# Turquoise jewel



## dirtydutch4x (Apr 17, 2009)

hi all. *** done a ton of looking into sexing these and all ifind is almost impossible, although *** read of some people being able too. thought maybe you could help? thnx

Oh yea, just curious cause the bigger one is constantly chasing and bumping the other, no fin damage though, no real sign of violence. had blue gouramis with them and had to move them cause they got their fins ripped up.

http://www.flickr.com/photos/[email protected]/


----------



## bigcatsrus (Apr 15, 2009)

Those look like red jewels to me, same colouration and speckels as mine. They are either juvies or stressed as they are quite pale.

They are very aggressive as they get older. My bf had one in his 450L tank with his JD's and Oscar. Oscar was fine but the jewel was determined to have a go at the JD's and in the end the jewel lost the battle.

My one is te boss of the tank. Here is a pic of mine.


----------



## BRANT13 (Feb 18, 2009)

Not red jewels...not brown enough....as for sex...they look to be both males which is probably why they are chasing eachother....the gouramis probably acted as good dithers...if you are keeping both males id add some Giant danios or another fish for them to focus their attention on instead of eachother


----------



## bigcatsrus (Apr 15, 2009)

How big are they?

How long have they been in the tank?

Try taking a pic with out the flash.


----------



## dirtydutch4x (Apr 17, 2009)

they are about 2.5 - 3.5 and have been in there just about 2 wks


----------



## dirtydutch4x (Apr 17, 2009)

so if i go to my lfs what would i look for to identify a female? any ideas? thanx for the info ill try to get pics with no flash


----------



## bigcatsrus (Apr 15, 2009)

Mine is a male. Its all to do with the head. I think male is steaper.


----------



## BRANT13 (Feb 18, 2009)

the female has a steep head where the males is more slnted and long....the females are usually less covered in spots and will not grow as big as males by an inch or two


----------



## dirtydutch4x (Apr 17, 2009)

if anyone has pics of male and female that would be great


----------



## Fishface57 (Dec 26, 2008)

bigcatsrus said:


> Mine is a male. Its all to do with the head. I think male is steaper.

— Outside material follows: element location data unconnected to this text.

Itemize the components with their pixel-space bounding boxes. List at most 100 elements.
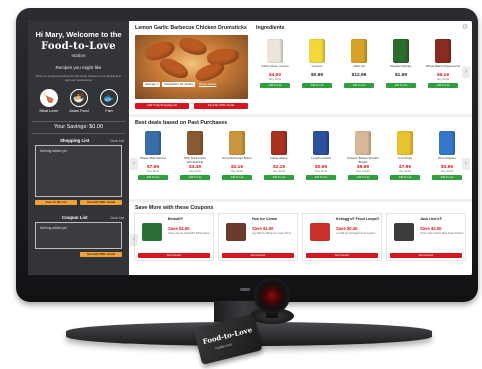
add-to-list-button[interactable]: Add To List: [428, 83, 458, 88]
gear-icon[interactable]: ⚙: [461, 24, 469, 32]
product-name: Smooth Peanut Butter: [222, 157, 252, 160]
product-image[interactable]: [344, 129, 382, 157]
divider: [32, 133, 125, 134]
coupon-brand: Hoo Ice Cream: [252, 217, 278, 221]
product-regular-price: [298, 78, 336, 82]
coupon-description: on ONE (1) Kellogg's® Froot Loops®: [336, 232, 376, 235]
product-package: [355, 131, 371, 155]
product-name: Olive Oil: [353, 65, 365, 68]
product-name: Linguine Pasta: [311, 157, 331, 160]
add-coupon-button[interactable]: Add Coupon: [306, 253, 378, 258]
category-fish[interactable]: 🐟 Fish: [96, 89, 122, 113]
coupon-list-box: Nothing added yet: [35, 222, 122, 249]
send-recipe-button[interactable]: Send My SMS / Email: [194, 103, 248, 109]
coupon-list-title: Coupon List: [62, 215, 88, 220]
category-label: Asian Food: [69, 109, 89, 113]
add-to-list-button[interactable]: Add To List: [138, 175, 168, 180]
add-to-list-button[interactable]: Add To List: [348, 175, 378, 180]
product-image[interactable]: [340, 37, 378, 65]
product-regular-price: Reg. $8.49: [147, 170, 159, 173]
product-image[interactable]: [386, 129, 424, 157]
product-image[interactable]: [298, 37, 336, 65]
add-to-list-button[interactable]: Add To List: [390, 175, 420, 180]
coupon-savings: Save $0.40: [336, 226, 358, 231]
add-to-list-button[interactable]: Add To List: [180, 175, 210, 180]
recipe-image[interactable]: Servings: 4 Preparation: 45 minutes Reci…: [135, 35, 248, 99]
coupon-package: [310, 223, 330, 241]
kiosk-scene: Hi Mary, Welcome to the Food-to-Love sta…: [0, 0, 482, 369]
product-image[interactable]: [176, 129, 214, 157]
recipe-details-link[interactable]: Recipe Details: [197, 82, 218, 87]
deals-title: Best deals based on Past Purchases: [135, 120, 228, 126]
product-image[interactable]: [260, 129, 298, 157]
product-name: Rice Krispies: [438, 157, 456, 160]
coupon-product-image: [390, 221, 418, 243]
product-regular-price: Reg. $10.99: [356, 170, 370, 173]
clear-shopping-list-button[interactable]: Clear List: [110, 139, 124, 143]
add-to-list-button[interactable]: Add To List: [302, 83, 332, 88]
add-coupon-button[interactable]: Add Coupon: [390, 253, 462, 258]
save-to-list-button[interactable]: Save To My List: [35, 200, 77, 205]
clear-coupon-list-button[interactable]: Clear List: [110, 216, 124, 220]
product-card: With Dark Fresh Wholewheat $3.49 Reg. $3.9…: [176, 129, 214, 180]
coupon-brand: Bertolli®: [168, 217, 184, 221]
add-to-list-button[interactable]: Add To List: [306, 175, 336, 180]
add-to-list-button[interactable]: Add To List: [260, 83, 290, 88]
coupon-card: Kellogg's® Froot Loops® Save $0.40 on ONE …: [302, 213, 382, 261]
product-image[interactable]: [424, 37, 462, 65]
sidebar: Hi Mary, Welcome to the Food-to-Love sta…: [28, 21, 129, 275]
product-name: Whole Black Peppercorns: [425, 65, 461, 68]
section-divider: [129, 199, 472, 202]
add-to-list-button[interactable]: Add To List: [222, 175, 252, 180]
coupon-description: off any two (2) of Bertolli® Pasta Sauce: [168, 232, 210, 235]
coupon-card: Bertolli® Save $1.50 off any two (2) of Be…: [134, 213, 214, 261]
section-divider: [129, 114, 472, 117]
recipe-actions: Add To My Shopping List Send My SMS / Em…: [135, 103, 248, 109]
product-regular-price: Reg. $3.99: [189, 170, 201, 173]
add-to-list-button[interactable]: Add To List: [386, 83, 416, 88]
coupon-savings: Save $1.50: [168, 226, 190, 231]
add-coupon-button[interactable]: Add Coupon: [138, 253, 210, 258]
product-package: [439, 131, 455, 155]
shopping-list-empty: Nothing added yet: [40, 149, 67, 153]
product-name: Garlic Clove, Cloves: [261, 65, 289, 68]
product-package: [271, 131, 287, 155]
shopping-list-box: Nothing added yet: [35, 145, 122, 197]
category-meat-lover[interactable]: 🍗 Meat Lover: [36, 89, 62, 113]
barcode-scanner: [254, 278, 290, 314]
send-coupons-button[interactable]: Send My SMS / Email: [80, 252, 122, 257]
product-image[interactable]: [302, 129, 340, 157]
add-to-list-button[interactable]: Add To List: [344, 83, 374, 88]
product-image[interactable]: [218, 129, 256, 157]
chevron-left-icon[interactable]: ‹: [130, 234, 138, 246]
product-package: [313, 131, 329, 155]
product-image[interactable]: [134, 129, 172, 157]
chevron-left-icon[interactable]: ‹: [130, 158, 138, 170]
product-card: Corn Pops $7.99 Reg. $3.99 Add To List: [386, 129, 424, 180]
product-package: [187, 131, 203, 155]
savings-total: Your Savings: $0.00: [53, 124, 104, 130]
product-image[interactable]: [428, 129, 466, 157]
category-label: Fish: [105, 109, 113, 113]
coupon-package: [226, 223, 246, 241]
main-content: ⚙ Lemon Garlic Barbecue Chicken Drumstic…: [129, 21, 472, 275]
coupon-package: [394, 223, 414, 241]
category-label: Meat Lover: [39, 109, 59, 113]
product-image[interactable]: [382, 37, 420, 65]
product-name: With Dark Fresh Wholewheat: [184, 157, 206, 164]
chevron-right-icon[interactable]: ›: [462, 158, 470, 170]
product-package: [145, 131, 161, 155]
coupon-card: Hoo Ice Cream Save $1.00 any ONE (1) Whole…: [218, 213, 298, 261]
chevron-right-icon[interactable]: ›: [462, 66, 470, 78]
add-to-list-button[interactable]: Add To List: [432, 175, 462, 180]
product-image[interactable]: [256, 37, 294, 65]
add-coupon-button[interactable]: Add Coupon: [222, 253, 294, 258]
product-package: [435, 39, 451, 63]
product-package: [309, 39, 325, 63]
product-regular-price: Reg. $3.99: [399, 170, 411, 173]
add-to-list-button[interactable]: Add To List: [264, 175, 294, 180]
category-asian-food[interactable]: 🍜 Asian Food: [66, 89, 92, 113]
product-name: Pasta Sauce: [270, 157, 288, 160]
add-to-shopping-list-button[interactable]: Add To My Shopping List: [135, 103, 189, 109]
send-sms-email-button[interactable]: Send My SMS / Email: [80, 200, 122, 205]
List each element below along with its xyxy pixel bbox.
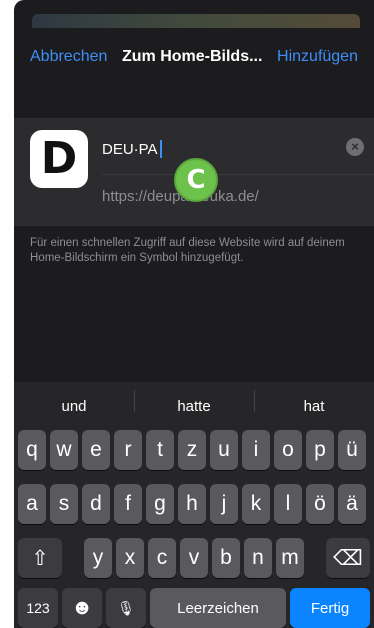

I'm confused... :-? define the difference for me please! 
 wayne


----------



## bigcatsrus (Apr 15, 2009)

Fishface57 said:


> bigcatsrus said:
> 
> 
> > Mine is a male. Its all to do with the head. I think male is steaper.
> ...


I got mixed up with the head, note how I say think  . I was told mine is a male by a member on here.


----------



## BRANT13 (Feb 18, 2009)

:thumb:


----------



## bigcatsrus (Apr 15, 2009)

dirtydutch4x said:


> if anyone has pics of male and female that would be great


Try looking for Jewels in the profile section. Should be some pics there.


----------



## dirtydutch4x (Apr 17, 2009)

tried the profiles and they only have a pic of adult male. i was hoping that someone on here had a male and female that i could look at. went and got one that had the slight diff in the head and no luck, they locked up almost immediatly and within 20 mins was hiding in the top corner and would not move.


----------



## steve_58 (Jan 20, 2009)

I have to say i don't believe the shape of the head is a sure way to sex jewels.Ihave a breeding pair of red jewels and they're heads are shaped the same.When i sex them i look at the tails mainly.The female will have little spangles just mainly on the top portion of the tail and a colorful line right on the very edge of the tail fin that runs only halfway or less on the top portion of the tail.The female is also more yellowish-orange rather than red with less blue spangles on her body and is also smaller in size than the male.The males whole tail is red with blue spangles.The male is red.sometimes darker red but when in breeding mode he becomes real bright red from nose to tip of tail and his body is loaded with alot of blue spangles all the time and his whole tail is just as colorful as his body. I'll try to post a pic of mine.


----------



## dirtydutch4x (Apr 17, 2009)

is the female in anyones opinion ever the aggressor and more dominant?


----------



## BRANT13 (Feb 18, 2009)

i found my female to be way more agressive with guarding the fry than the male ever was


----------